Surprise, surprise; advertising works. Traffic for the BBC catch-up VOD website was up 14-fold between December 3 and January 5, ranking it the UK’s 80th-placed site, Hitwise reports (via release). Duh, that’s because iPlayer got its first public marketing on Christmas Day (advert here).

More revealing is how it’s bedding down. Although it serves up long-form TV shows, on average visitors spend just nine minutes on-site, while visitors to YouTube – which offers much shorter, more snackable clips – stay there for almost 20 minutes. These stats do not include the desktop version of iPlayer but do pose an interesting question – do people really want to watch full-length TV on the web? A nine-minute visit is not enough to watch the majority of BBC programmes – apart from maybe the new 90-second 8 O’Clock news bulletin (and that doesn’t seem to be available).
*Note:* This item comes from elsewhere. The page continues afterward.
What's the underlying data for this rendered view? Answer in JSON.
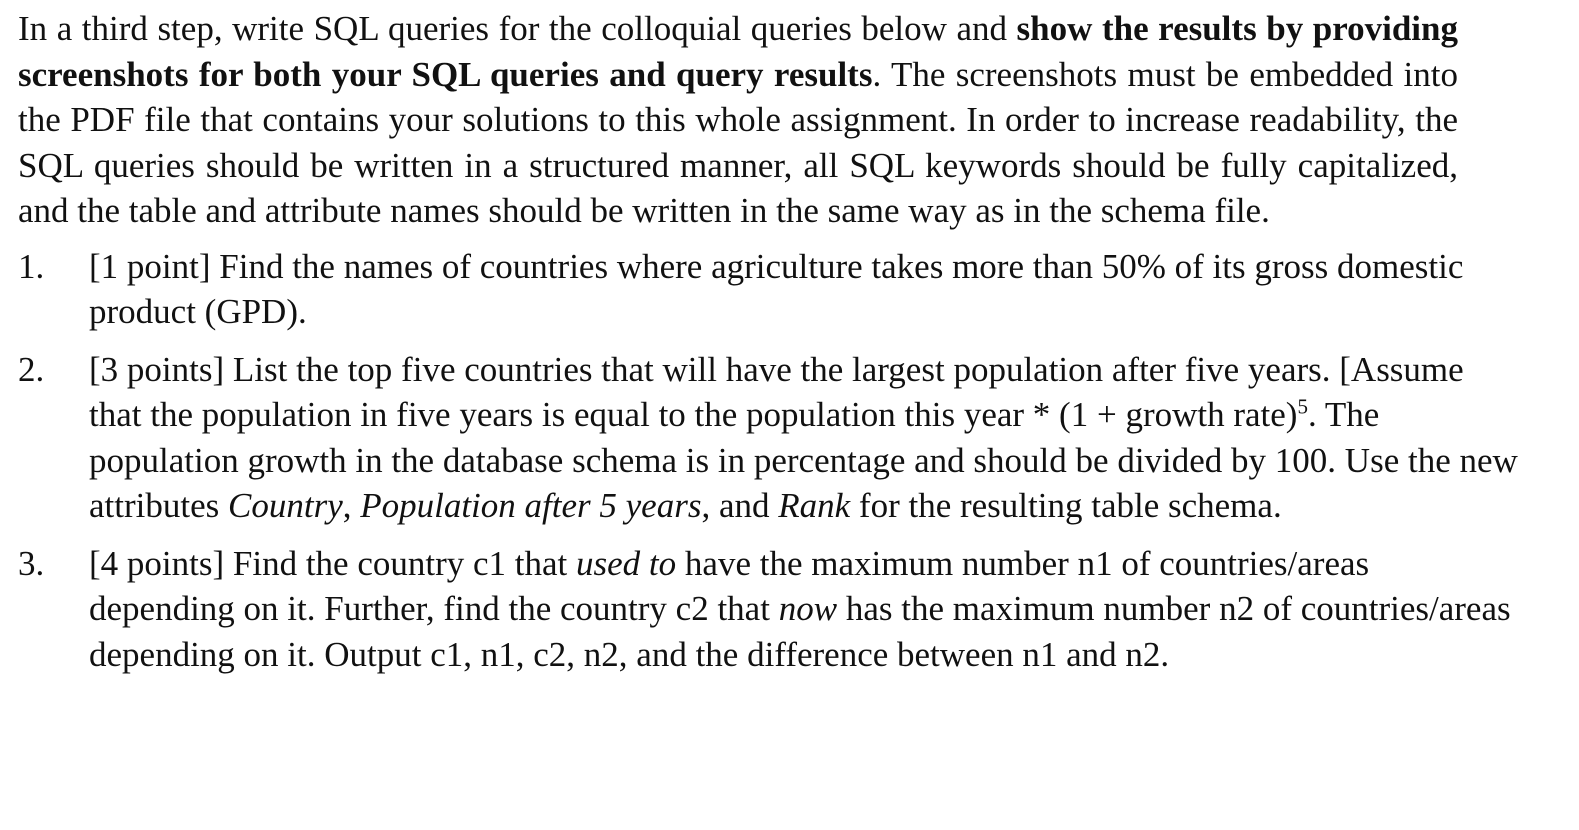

You can build it, but will they come?

Updated: BBC future media and technology director Ashley Highfield assures users they don’t need a TV licence to use iPlayer: “The number of homes that currently have no television licence but that do have broadband subscription, is currently estimated to be infinitesimally small. (It) is not causing our finance director sleepless nights.” And internet controller Erik Huggers writes: “Before the end of March we will have a complete overhaul with lots of exciting new features.”

Huggers continues to blog confidently and transparently, getting excited about plans in 2008 for “a complete refresh of our backend infrastructure” to “embrace dynamic content publishing, identity, social capabilities, widgetisation and proliferation of audio and video all the way up to HD quality”. He slaps down critics who question his platform neutrality in light of his long Microsoft (NSDQ: MSFT) tenure: “Frankly speaking, I am proud of that. Right now, my loyalties are to the BBC and the BBC alone. … My actions will speak louder than my words.”